C’est un tournant diplomatique majeur qui s’amorce entre le Liban et la Syrie. Lors d’une visite sans précédent à Damas, le Premier ministre libanais Najib Mikati et le nouveau dirigeant syrien Ahmad al-Chareh ont affirmé leur volonté commune d’ouvrir un nouveau chapitre dans les relations entre leurs deux pays. Cet engagement bilatéral vise à construire des liens stratégiques durables après des décennies de relations ambiguës.
Une rencontre historique pour sceller un avenir prometteur
La visite de Najib Mikati est la première d’un chef de gouvernement libanais en Syrie depuis le début du conflit syrien en 2011. Elle intervient dans un contexte de rapprochement entre les deux voisins suite aux changements politiques récents en Syrie, avec la chute du régime de Bachar al-Assad en décembre dernier. Le nouveau dirigeant syrien Ahmad al-Chareh a exprimé sa conviction que l’élection de Joseph Aoun à la présidence libanaise conduira à une « situation stable » au Liban.
Lors d’une conférence de presse conjointe, M. Chareh a déclaré qu’il y aurait désormais « des relations stratégiques durables, avec de grands intérêts communs » entre les deux pays. Il a appelé à tourner la page sur « l’esprit des relations passées » et à donner une chance aux peuples libanais et syrien d’établir des « relations positives fondées sur le respect et la souveraineté ».
Nous essaierons de résoudre tous les problèmes par la consultation et le dialogue.
– Ahmad al-Chareh, dirigeant syrien
De son côté, le Premier ministre libanais a insisté sur la nécessité de baser ces nouvelles relations sur « le respect mutuel, l’égalité et la souveraineté nationale ». Il a souligné le rôle clé de la Syrie pour le Liban :
La Syrie est la porte naturelle du Liban vers le monde arabe, et tant qu’elle va bien, le Liban ira bien.

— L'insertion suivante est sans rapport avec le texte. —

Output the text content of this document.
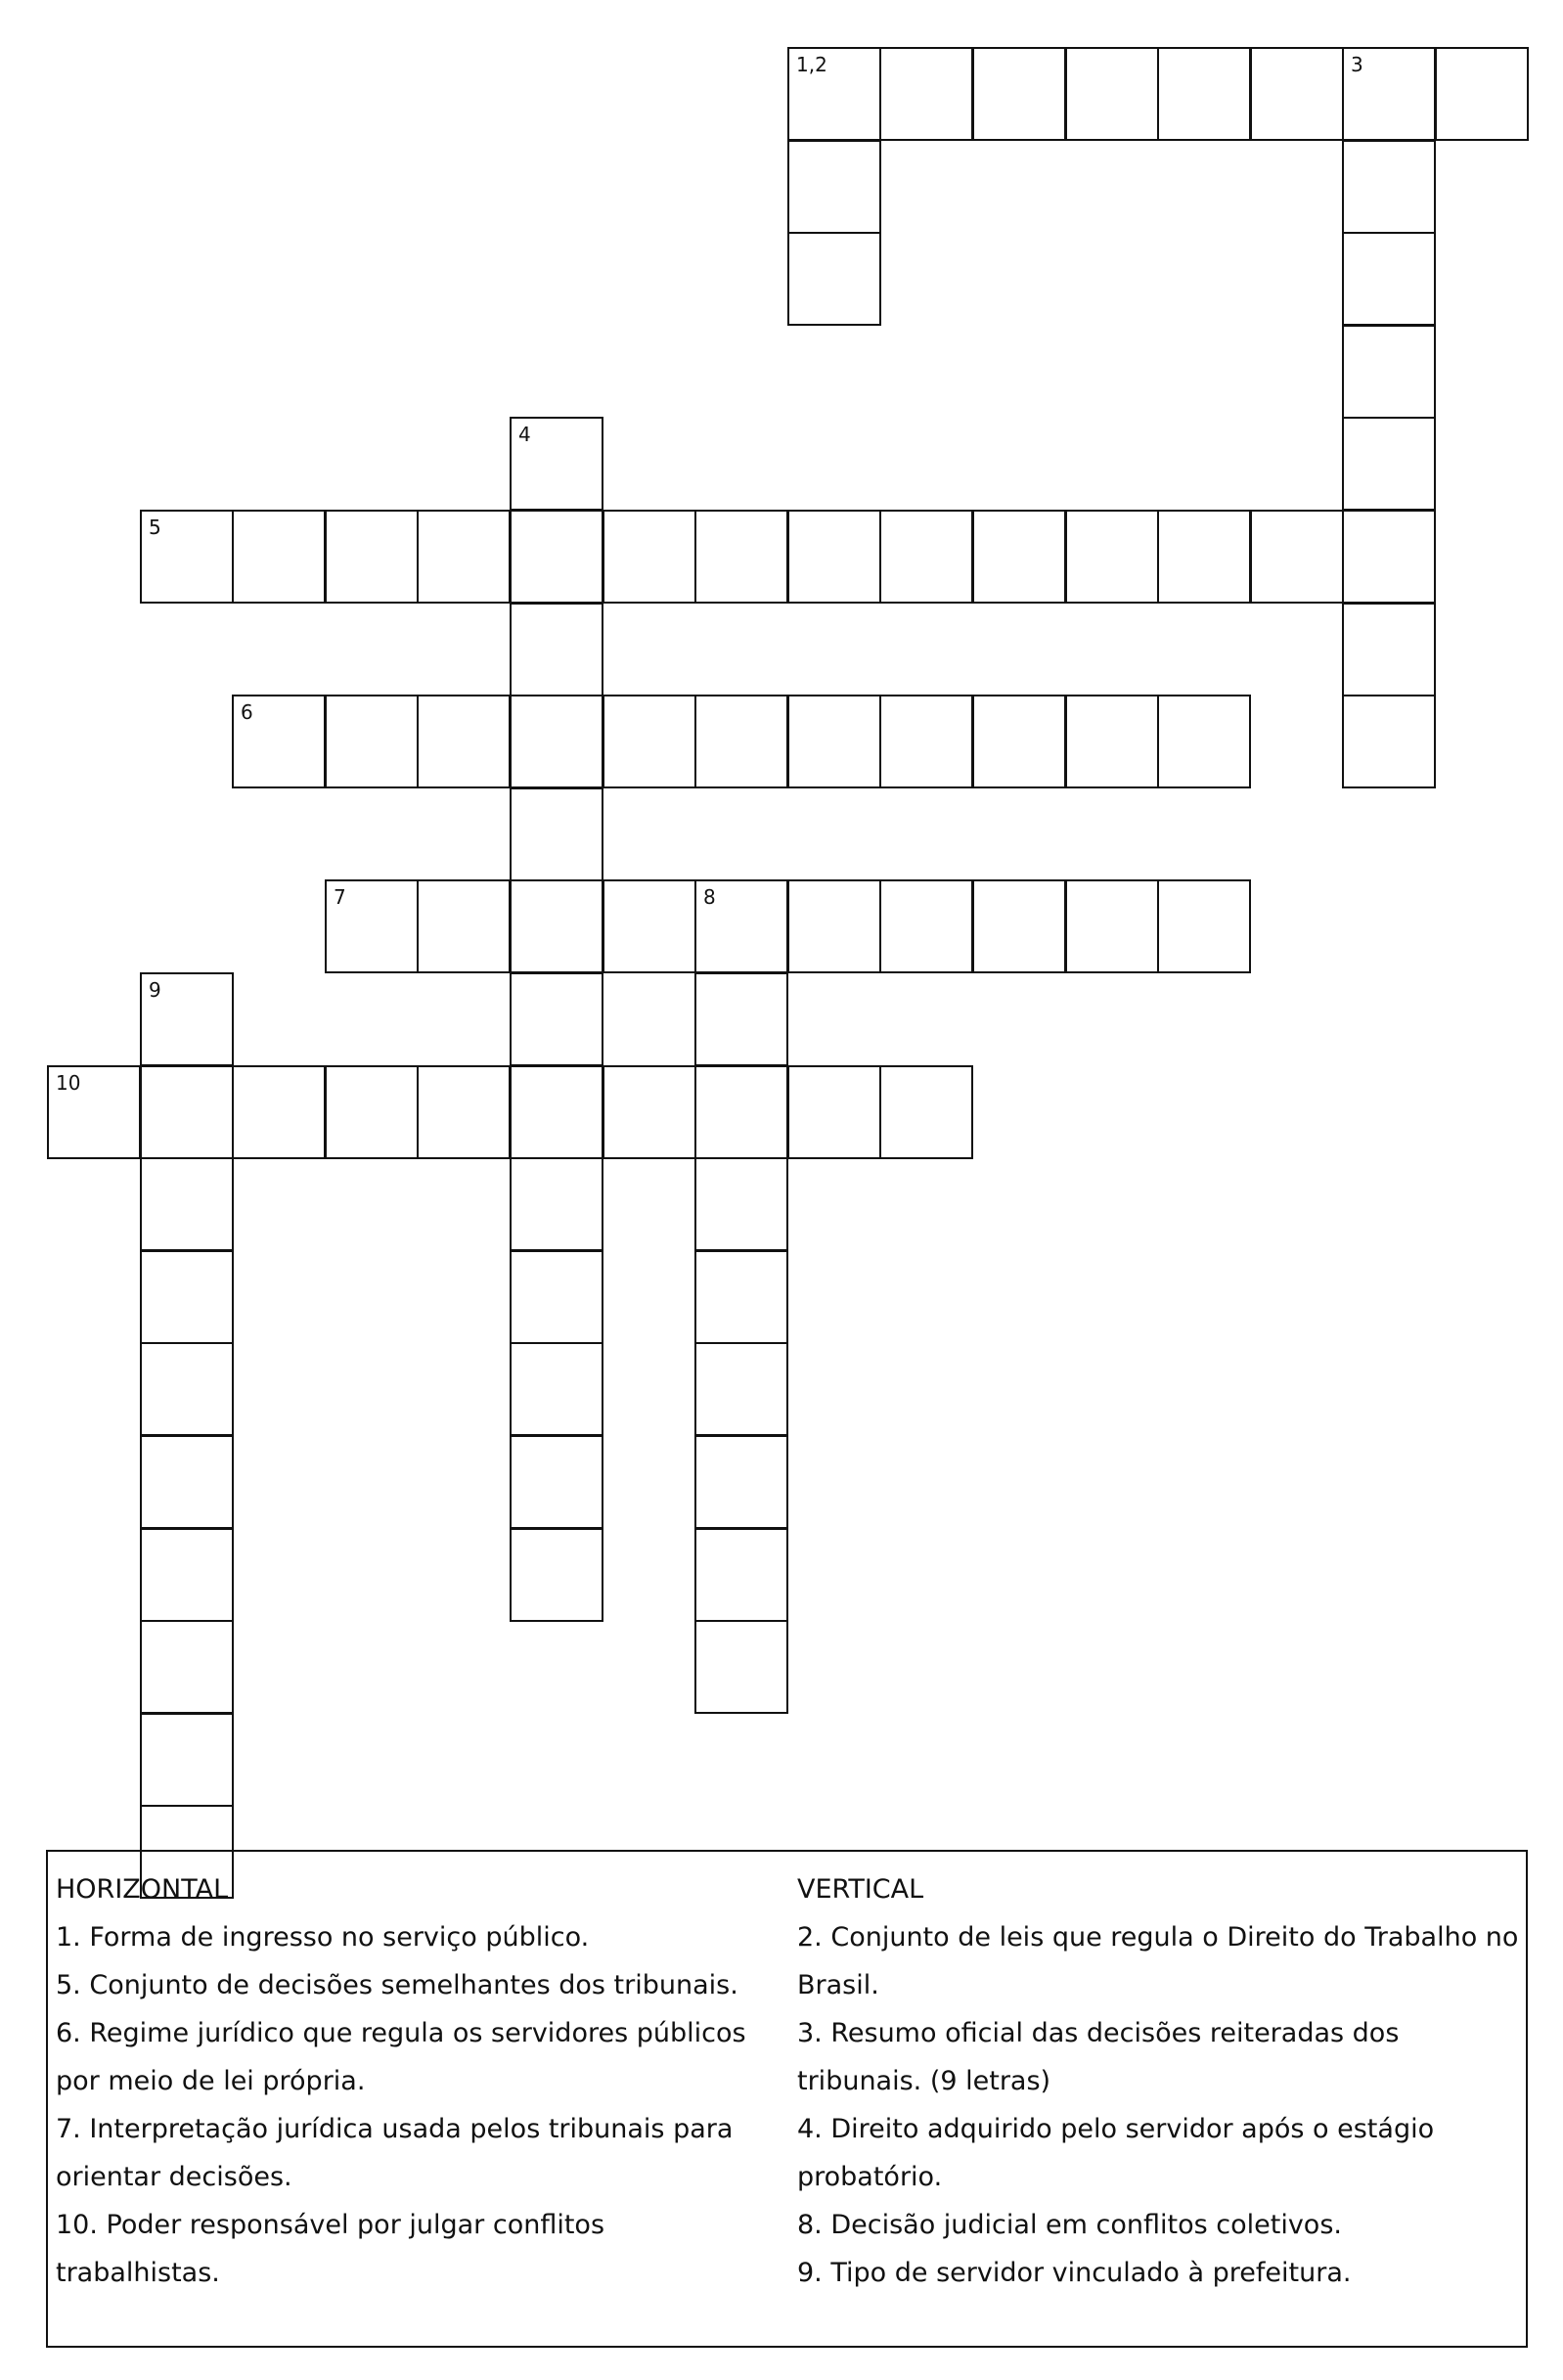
1,2	3
4
5
6
7	8
9
10
HORIZONTAL
1. Forma de ingresso no serviço público.
5. Conjunto de decisões semelhantes dos tribunais.
6. Regime jurídico que regula os servidores públicos
por meio de lei própria.
7. Interpretação jurídica usada pelos tribunais para
orientar decisões.
10. Poder responsável por julgar conflitos
trabalhistas.
VERTICAL
2. Conjunto de leis que regula o Direito do Trabalho no
Brasil.
3. Resumo oficial das decisões reiteradas dos
tribunais. (9 letras)
4. Direito adquirido pelo servidor após o estágio
probatório.
8. Decisão judicial em conflitos coletivos.
9. Tipo de servidor vinculado à prefeitura.
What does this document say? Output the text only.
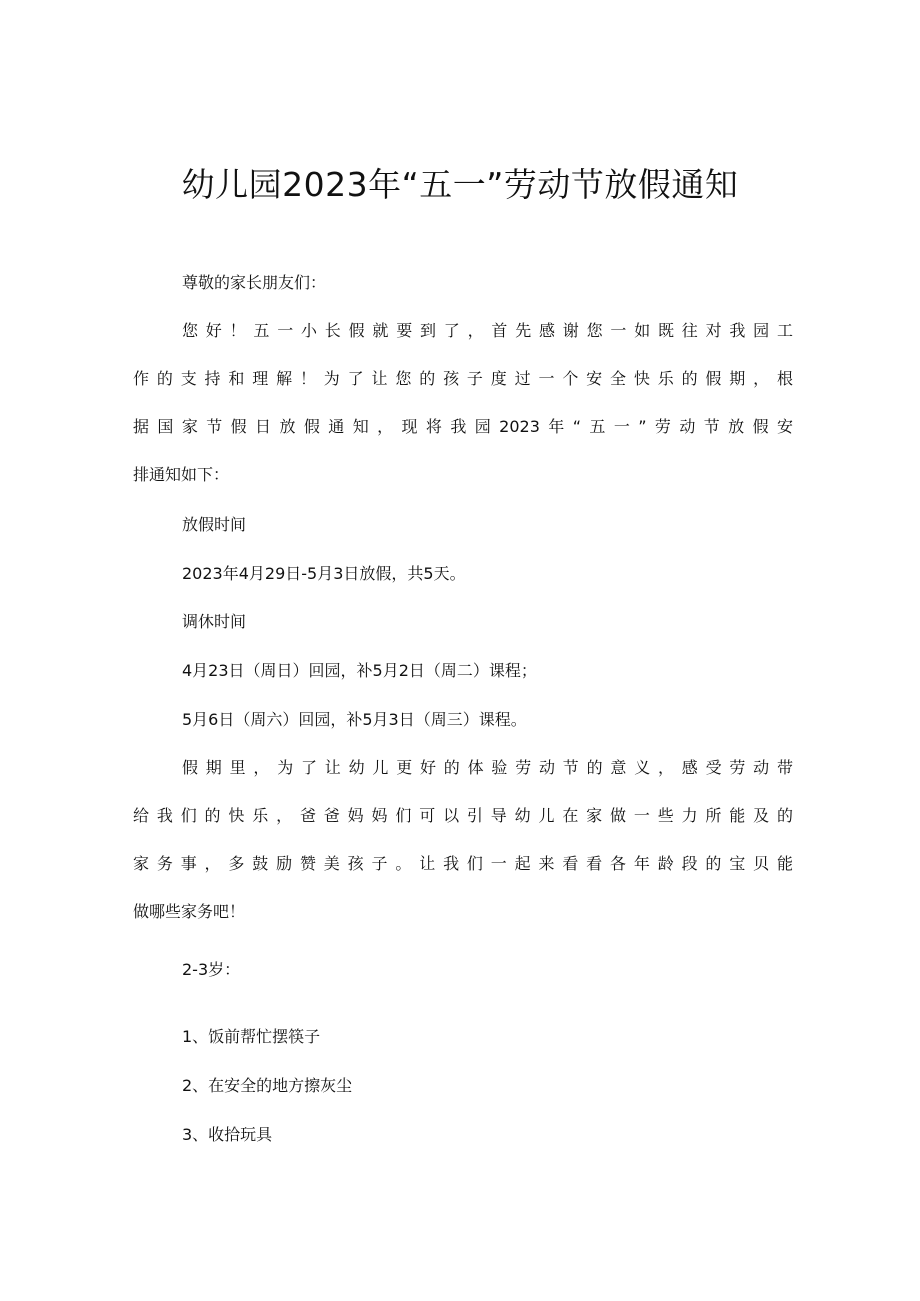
幼儿园2023年“五一”劳动节放假通知

尊敬的家长朋友们：

您好！五一小长假就要到了，首先感谢您一如既往对我园工

作的支持和理解！为了让您的孩子度过一个安全快乐的假期，根

据国家节假日放假通知，现将我园2023年“五一”劳动节放假安

排通知如下：

放假时间

2023年4月29日-5月3日放假，共5天。

调休时间

4月23日（周日）回园，补5月2日（周二）课程；

5月6日（周六）回园，补5月3日（周三）课程。

假期里，为了让幼儿更好的体验劳动节的意义，感受劳动带

给我们的快乐，爸爸妈妈们可以引导幼儿在家做一些力所能及的

家务事，多鼓励赞美孩子。让我们一起来看看各年龄段的宝贝能

做哪些家务吧！

2-3岁：

1、饭前帮忙摆筷子

2、在安全的地方擦灰尘

3、收拾玩具
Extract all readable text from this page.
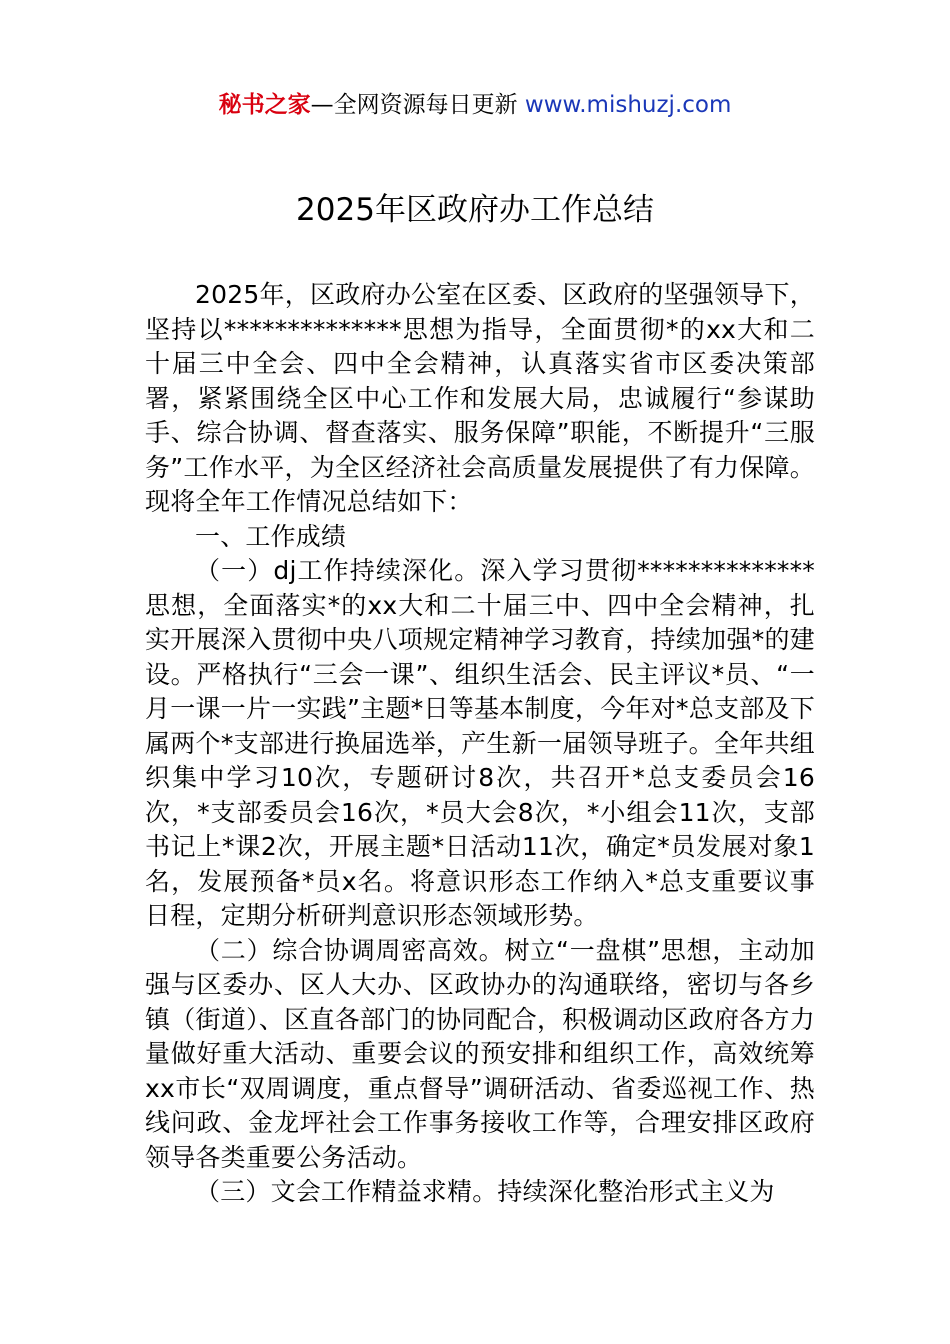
秘书之家—全网资源每日更新 www.mishuzj.com
2025年区政府办工作总结

2025年，区政府办公室在区委、区政府的坚强领导下，坚持以**************思想为指导，全面贯彻*的xx大和二十届三中全会、四中全会精神，认真落实省市区委决策部署，紧紧围绕全区中心工作和发展大局，忠诚履行“参谋助手、综合协调、督查落实、服务保障”职能，不断提升“三服务”工作水平，为全区经济社会高质量发展提供了有力保障。现将全年工作情况总结如下：

一、工作成绩

（一）dj工作持续深化。深入学习贯彻**************思想，全面落实*的xx大和二十届三中、四中全会精神，扎实开展深入贯彻中央八项规定精神学习教育，持续加强*的建设。严格执行“三会一课”、组织生活会、民主评议*员、“一月一课一片一实践”主题*日等基本制度，今年对*总支部及下属两个*支部进行换届选举，产生新一届领导班子。全年共组织集中学习10次，专题研讨8次，共召开*总支委员会16次，*支部委员会16次，*员大会8次，*小组会11次，支部书记上*课2次，开展主题*日活动11次，确定*员发展对象1名，发展预备*员x名。将意识形态工作纳入*总支重要议事日程，定期分析研判意识形态领域形势。

（二）综合协调周密高效。树立“一盘棋”思想，主动加强与区委办、区人大办、区政协办的沟通联络，密切与各乡镇（街道）、区直各部门的协同配合，积极调动区政府各方力量做好重大活动、重要会议的预安排和组织工作，高效统筹xx市长“双周调度，重点督导”调研活动、省委巡视工作、热线问政、金龙坪社会工作事务接收工作等，合理安排区政府领导各类重要公务活动。

（三）文会工作精益求精。持续深化整治形式主义为
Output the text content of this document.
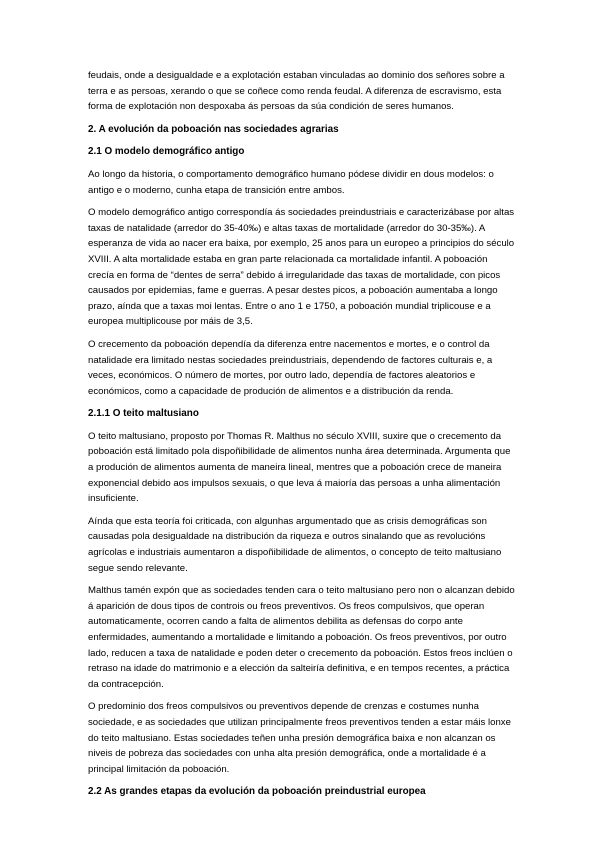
feudais, onde a desigualdade e a explotación estaban vinculadas ao dominio dos señores sobre a terra e as persoas, xerando o que se coñece como renda feudal. A diferenza de escravismo, esta forma de explotación non despoxaba ás persoas da súa condición de seres humanos.

2. A evolución da poboación nas sociedades agrarias
2.1 O modelo demográfico antigo

Ao longo da historia, o comportamento demográfico humano pódese dividir en dous modelos: o antigo e o moderno, cunha etapa de transición entre ambos.

O modelo demográfico antigo correspondía ás sociedades preindustriais e caracterizábase por altas taxas de natalidade (arredor do 35-40‰) e altas taxas de mortalidade (arredor do 30-35‰). A esperanza de vida ao nacer era baixa, por exemplo, 25 anos para un europeo a principios do século XVIII. A alta mortalidade estaba en gran parte relacionada ca mortalidade infantil. A poboación crecía en forma de “dentes de serra” debido á irregularidade das taxas de mortalidade, con picos causados por epidemias, fame e guerras. A pesar destes picos, a poboación aumentaba a longo prazo, aínda que a taxas moi lentas. Entre o ano 1 e 1750, a poboación mundial triplicouse e a europea multiplicouse por máis de 3,5.

O crecemento da poboación dependía da diferenza entre nacementos e mortes, e o control da natalidade era limitado nestas sociedades preindustriais, dependendo de factores culturais e, a veces, económicos. O número de mortes, por outro lado, dependía de factores aleatorios e económicos, como a capacidade de produción de alimentos e a distribución da renda.

2.1.1 O teito maltusiano

O teito maltusiano, proposto por Thomas R. Malthus no século XVIII, suxire que o crecemento da poboación está limitado pola dispoñibilidade de alimentos nunha área determinada. Argumenta que a produción de alimentos aumenta de maneira lineal, mentres que a poboación crece de maneira exponencial debido aos impulsos sexuais, o que leva á maioría das persoas a unha alimentación insuficiente.

Aínda que esta teoría foi criticada, con algunhas argumentado que as crisis demográficas son causadas pola desigualdade na distribución da riqueza e outros sinalando que as revolucións agrícolas e industriais aumentaron a dispoñibilidade de alimentos, o concepto de teito maltusiano segue sendo relevante.

Malthus tamén expón que as sociedades tenden cara o teito maltusiano pero non o alcanzan debido á aparición de dous tipos de controis ou freos preventivos. Os freos compulsivos, que operan automaticamente, ocorren cando a falta de alimentos debilita as defensas do corpo ante enfermidades, aumentando a mortalidade e limitando a poboación. Os freos preventivos, por outro lado, reducen a taxa de natalidade e poden deter o crecemento da poboación. Estos freos inclúen o retraso na idade do matrimonio e a elección da salteiría definitiva, e en tempos recentes, a práctica da contracepción.

O predominio dos freos compulsivos ou preventivos depende de crenzas e costumes nunha sociedade, e as sociedades que utilizan principalmente freos preventivos tenden a estar máis lonxe do teito maltusiano. Estas sociedades teñen unha presión demográfica baixa e non alcanzan os niveis de pobreza das sociedades con unha alta presión demográfica, onde a mortalidade é a principal limitación da poboación.

2.2 As grandes etapas da evolución da poboación preindustrial europea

– Najib Mikati, Premier ministre libanais
Vers une résolution des dossiers en suspens
Cette rencontre au sommet ouvre la voie à des avancées sur plusieurs dossiers cruciaux pour les deux pays. Parmi les priorités évoquées : le retour des réfugiés syriens, qualifié d’« urgent » par M. Mikati, qui a perçu une volonté de résoudre cette question chez son homologue syrien. Le Liban, qui accueille environ 2 millions de réfugiés, traverse une grave crise économique depuis fin 2019, aggravant une situation déjà précaire.
La délimitation des frontières terrestres et maritimes fait également partie des chantiers diplomatiques. M. Mikati a annoncé un projet de commission conjointe sur ce dossier, en parallèle d’efforts pour « lutter contre la contrebande » frontalière. Le Premier ministre a aussi insisté sur le renforcement des mesures de sécurité mutuelles pour protéger les deux pays.
Des défis intérieurs prioritaires pour la Syrie
Si la Syrie s’engage sur la voie d’une normalisation de ses relations avec le Liban, le nouveau dirigeant syrien a toutefois précisé que la priorité de son gouvernement restait la situation intérieure et le maintien de l’ordre. Le pays sort affaibli d’une décennie de guerre civile qui a fait plus de 500 000 morts.
Un signal diplomatique fort dans la région
Au-delà de la dimension bilatérale, ce rapprochement syro-libanais s’inscrit dans une dynamique diplomatique plus large au Moyen-Orient. Depuis la chute de Bachar al-Assad, les délégations étrangères se succèdent à Damas pour renouer le dialogue avec les nouvelles autorités syriennes.
Cette visite historique marque donc un tournant dans les relations entre le Liban et la Syrie, ouvrant la voie à une coopération renforcée sur des dossiers clés. Si les défis restent nombreux, l’engagement des deux dirigeants est un signal fort pour l’avenir de la région. Les prochains mois seront décisifs pour voir si cette nouvelle page diplomatique porte ses fruits et contribue à une stabilité durable.